Expressing regret that he allowed two executions to go forward 10 years ago, Oregon Gov. John Kitzhaber yesterday put a moratorium on the state’s death penalty and granted a reprieve to a man scheduled to be killed in two weeks by lethal injection.

In an afternoon news conference, Kitzhaber called the death penalty “compromised and inequitable” and said the state needs “to consider a different approach.” Kitzhaber highlighted the enormous cost of maintaining a death penalty system, saying it is much less expensive to sentence people to life in prison without any possibility of parole then to condemn them to death row.

“Yesterday’s courageous decision by Gov.

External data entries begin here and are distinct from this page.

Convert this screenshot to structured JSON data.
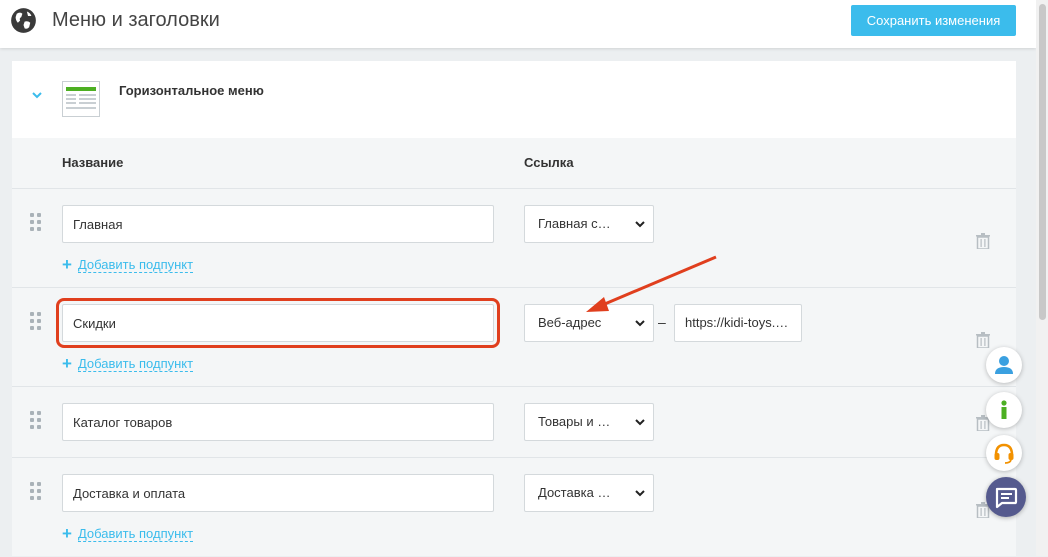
{
  "header": {
    "title": "Меню и заголовки",
    "save_label": "Сохранить изменения"
  },
  "panel": {
    "title": "Горизонтальное меню",
    "columns": {
      "name": "Название",
      "link": "Ссылка"
    }
  },
  "rows": [
    {
      "name": "Главная",
      "link_type": "Главная с…",
      "add_sub": "Добавить подпункт"
    },
    {
      "name": "Скидки",
      "link_type": "Веб-адрес",
      "url": "https://kidi-toys.…",
      "add_sub": "Добавить подпункт"
    },
    {
      "name": "Каталог товаров",
      "link_type": "Товары и …"
    },
    {
      "name": "Доставка и оплата",
      "link_type": "Доставка …",
      "add_sub": "Добавить подпункт"
    }
  ],
  "colors": {
    "accent": "#3bbcec",
    "highlight": "#e03f1e",
    "chat": "#555a8e",
    "info": "#4caf22",
    "support": "#f29100"
  },
  "icons": {
    "globe": "globe-icon",
    "chevron": "chevron-down-icon",
    "drag": "drag-handle-icon",
    "trash": "trash-icon",
    "user": "user-icon",
    "info": "info-icon",
    "support": "headset-icon",
    "chat": "chat-icon"
  }
}
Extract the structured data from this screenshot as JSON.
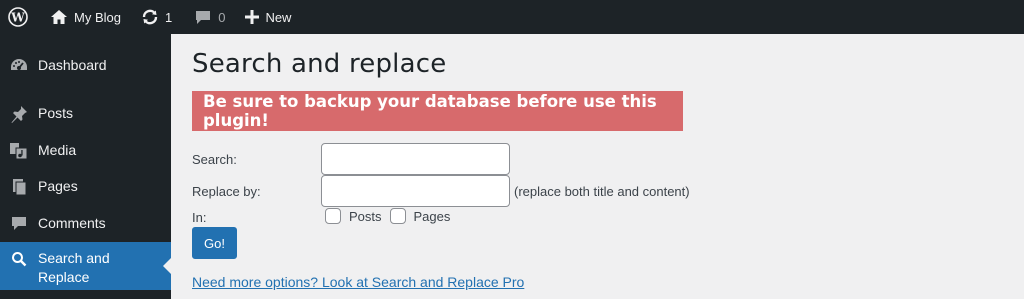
{
  "adminbar": {
    "site_name": "My Blog",
    "updates_count": "1",
    "comments_count": "0",
    "new_label": "New"
  },
  "sidebar": {
    "items": [
      {
        "label": "Dashboard",
        "icon": "dashboard-icon"
      },
      {
        "label": "Posts",
        "icon": "pin-icon"
      },
      {
        "label": "Media",
        "icon": "media-icon"
      },
      {
        "label": "Pages",
        "icon": "pages-icon"
      },
      {
        "label": "Comments",
        "icon": "comment-icon"
      },
      {
        "label_line1": "Search and",
        "label_line2": "Replace",
        "icon": "search-icon",
        "current": true
      }
    ]
  },
  "page": {
    "title": "Search and replace",
    "warning": "Be sure to backup your database before use this plugin!",
    "search_label": "Search:",
    "search_value": "",
    "replace_label": "Replace by:",
    "replace_value": "",
    "replace_hint": "(replace both title and content)",
    "in_label": "In:",
    "posts_label": "Posts",
    "pages_label": "Pages",
    "go_label": "Go!",
    "pro_link": "Need more options? Look at Search and Replace Pro"
  },
  "colors": {
    "adminbar_bg": "#1d2327",
    "accent": "#2271b1",
    "warning_bg": "#d76a6c"
  }
}
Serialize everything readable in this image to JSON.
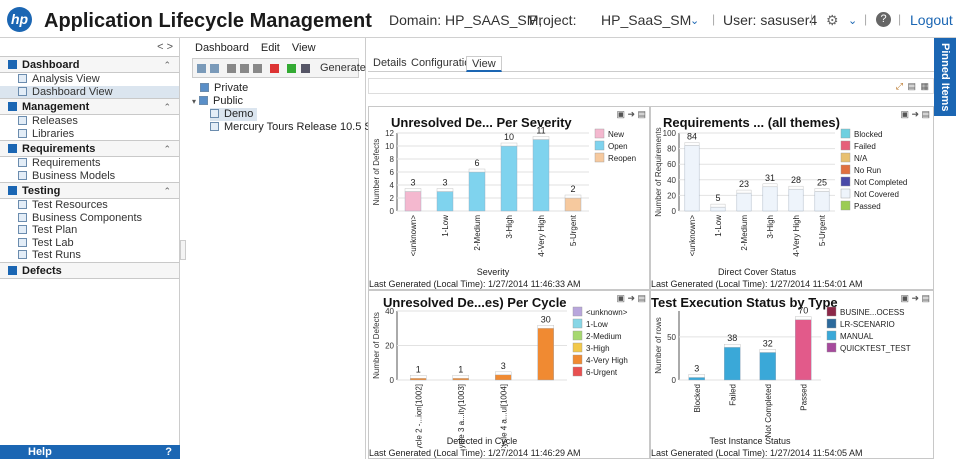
{
  "header": {
    "logo": "hp",
    "title": "Application Lifecycle Management",
    "domain": "Domain: HP_SAAS_SM,",
    "project_label": "Project:",
    "project": "HP_SaaS_SM",
    "user": "User: sasuser4",
    "logout": "Logout"
  },
  "sidebar": {
    "nav_arrows": "< >",
    "help": "Help",
    "help_icon": "?",
    "sections": [
      {
        "title": "Dashboard",
        "items": [
          "Analysis View",
          "Dashboard View"
        ]
      },
      {
        "title": "Management",
        "items": [
          "Releases",
          "Libraries"
        ]
      },
      {
        "title": "Requirements",
        "items": [
          "Requirements",
          "Business Models"
        ]
      },
      {
        "title": "Testing",
        "items": [
          "Test Resources",
          "Business Components",
          "Test Plan",
          "Test Lab",
          "Test Runs"
        ]
      },
      {
        "title": "Defects",
        "items": []
      }
    ]
  },
  "tree": {
    "menu": [
      "Dashboard",
      "Edit",
      "View"
    ],
    "generate": "Generate",
    "nodes": [
      "Private",
      "Public",
      "Demo",
      "Mercury Tours Release 10.5 Status"
    ]
  },
  "tabs": [
    "Details",
    "Configuration",
    "View"
  ],
  "pinned": "Pinned Items",
  "panes": [
    {
      "title": "Unresolved De... Per Severity",
      "footer": "Last Generated (Local Time): 1/27/2014 11:46:33 AM"
    },
    {
      "title": "Requirements ... (all themes)",
      "footer": "Last Generated (Local Time): 1/27/2014 11:54:01 AM"
    },
    {
      "title": "Unresolved De...es) Per Cycle",
      "footer": "Last Generated (Local Time): 1/27/2014 11:46:29 AM"
    },
    {
      "title": "Test Execution Status by Type",
      "footer": "Last Generated (Local Time): 1/27/2014 11:54:05 AM"
    }
  ],
  "chart_data": [
    {
      "type": "bar",
      "categories": [
        "<unknown>",
        "1-Low",
        "2-Medium",
        "3-High",
        "4-Very High",
        "5-Urgent"
      ],
      "values": [
        3,
        3,
        6,
        10,
        11,
        2
      ],
      "series": [
        {
          "name": "New",
          "color": "#f4b8cf"
        },
        {
          "name": "Open",
          "color": "#7fd3ee"
        },
        {
          "name": "Reopen",
          "color": "#f6c99e"
        }
      ],
      "bar_colors": [
        "#f4b8cf",
        "#7fd3ee",
        "#7fd3ee",
        "#7fd3ee",
        "#7fd3ee",
        "#f6c99e"
      ],
      "xlabel": "Severity",
      "ylabel": "Number of Defects",
      "yticks": [
        0,
        2,
        4,
        6,
        8,
        10,
        12
      ],
      "ylim": [
        0,
        12
      ]
    },
    {
      "type": "bar",
      "categories": [
        "<unknown>",
        "1-Low",
        "2-Medium",
        "3-High",
        "4-Very High",
        "5-Urgent"
      ],
      "values": [
        84,
        5,
        23,
        31,
        28,
        25
      ],
      "series": [
        {
          "name": "Blocked",
          "color": "#6fd0e0"
        },
        {
          "name": "Failed",
          "color": "#e6607a"
        },
        {
          "name": "N/A",
          "color": "#e8c070"
        },
        {
          "name": "No Run",
          "color": "#e07040"
        },
        {
          "name": "Not Completed",
          "color": "#4a4aa8"
        },
        {
          "name": "Not Covered",
          "color": "#eef4fb"
        },
        {
          "name": "Passed",
          "color": "#9ccc55"
        }
      ],
      "bar_colors": [
        "#eef4fb",
        "#eef4fb",
        "#eef4fb",
        "#eef4fb",
        "#eef4fb",
        "#eef4fb"
      ],
      "xlabel": "Direct Cover Status",
      "ylabel": "Number of Requirements",
      "yticks": [
        0,
        20,
        40,
        60,
        80,
        100
      ],
      "ylim": [
        0,
        100
      ]
    },
    {
      "type": "bar",
      "categories": [
        "Cycle 2 -...ion[1002]",
        "Cycle 3 a...ity[1003]",
        "Cycle 4 a...ul[1004]",
        ""
      ],
      "values": [
        1,
        1,
        3,
        30
      ],
      "series": [
        {
          "name": "<unknown>",
          "color": "#b8a6dc"
        },
        {
          "name": "1-Low",
          "color": "#88d6e6"
        },
        {
          "name": "2-Medium",
          "color": "#a6d870"
        },
        {
          "name": "3-High",
          "color": "#f2c84a"
        },
        {
          "name": "4-Very High",
          "color": "#f08a32"
        },
        {
          "name": "6-Urgent",
          "color": "#e85050"
        }
      ],
      "bar_colors": [
        "#f08a32",
        "#f08a32",
        "#f08a32",
        "#f08a32"
      ],
      "xlabel": "Detected in Cycle",
      "ylabel": "Number of Defects",
      "yticks": [
        0,
        20,
        40
      ],
      "ylim": [
        0,
        40
      ]
    },
    {
      "type": "bar",
      "categories": [
        "Blocked",
        "Failed",
        "Not Completed",
        "Passed"
      ],
      "values": [
        3,
        38,
        32,
        70
      ],
      "series": [
        {
          "name": "BUSINE...OCESS",
          "color": "#8c2848"
        },
        {
          "name": "LR-SCENARIO",
          "color": "#2c6a9c"
        },
        {
          "name": "MANUAL",
          "color": "#3aa8d8"
        },
        {
          "name": "QUICKTEST_TEST",
          "color": "#a64a9c"
        }
      ],
      "bar_colors": [
        "#3aa8d8",
        "#3aa8d8",
        "#3aa8d8",
        "#e25a8a"
      ],
      "xlabel": "Test Instance Status",
      "ylabel": "Number of rows",
      "yticks": [
        0,
        50
      ],
      "ylim": [
        0,
        80
      ]
    }
  ]
}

Kitzhaber in Oregon adds to the growing and irreversible momentum toward the complete abolition of the death penalty in this country,” said Denny LeBoeuf, director of the ACLU Capital Punishment Project. “The governor was correct to recognize that the death penalty system in his state and across the nation is plagued by systemic injustices and is broken beyond repair. It is arbitrary, discriminatory and costs taxpayers enormous amounts of money. Today we celebrate moratorium in Oregon, recognizing that capital punishment always violates human rights. This is a wonderful step toward the end of the death penalty in our country.”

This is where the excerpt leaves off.